Configuration for ProjectA
#Profile("ProjectA")
#Configuration
#EnableWebSecurity
#Order(1)
public class SecurityConfig extends WebSecurityConfigurerAdapter {
...
And Configuration for ProjectB
#Profile("ProjectB")
#Configuration
#EnableWebSecurity
public class ECommonConfig extends WebSecurityConfigurerAdapter {
...
Then at the time of execution of application you can specify active profile by passing following parameter to java.
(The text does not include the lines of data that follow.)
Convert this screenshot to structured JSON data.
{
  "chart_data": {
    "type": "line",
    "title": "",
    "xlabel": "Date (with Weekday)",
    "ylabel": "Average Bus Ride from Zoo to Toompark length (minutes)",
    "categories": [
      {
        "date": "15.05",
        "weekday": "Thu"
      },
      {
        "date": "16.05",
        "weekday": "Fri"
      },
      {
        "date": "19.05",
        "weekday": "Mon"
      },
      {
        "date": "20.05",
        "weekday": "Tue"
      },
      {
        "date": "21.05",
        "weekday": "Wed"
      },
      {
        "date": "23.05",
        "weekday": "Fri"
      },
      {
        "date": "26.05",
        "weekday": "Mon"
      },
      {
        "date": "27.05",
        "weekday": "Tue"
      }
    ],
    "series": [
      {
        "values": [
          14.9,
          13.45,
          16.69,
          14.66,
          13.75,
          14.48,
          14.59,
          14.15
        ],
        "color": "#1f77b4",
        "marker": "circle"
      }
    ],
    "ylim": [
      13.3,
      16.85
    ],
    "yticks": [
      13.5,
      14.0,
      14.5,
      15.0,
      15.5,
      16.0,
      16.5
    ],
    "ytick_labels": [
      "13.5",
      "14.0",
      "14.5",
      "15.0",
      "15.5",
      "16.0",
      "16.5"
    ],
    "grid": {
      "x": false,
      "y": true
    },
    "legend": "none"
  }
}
#In case of need of only ProjectA then
-Dspring.profiles.active=ProjectA
#In case of need of only ProjectB then
-Dspring.profiles.active=ProjectB
#In case of need of both projects then
-Dspring.profiles.active=ProjectA,ProjectB
Same thing you can define in application.properties file with required profile
spring.profiles.active=ProjectA,ProjectB
This way you can dynamically decide which Project configuration should be included.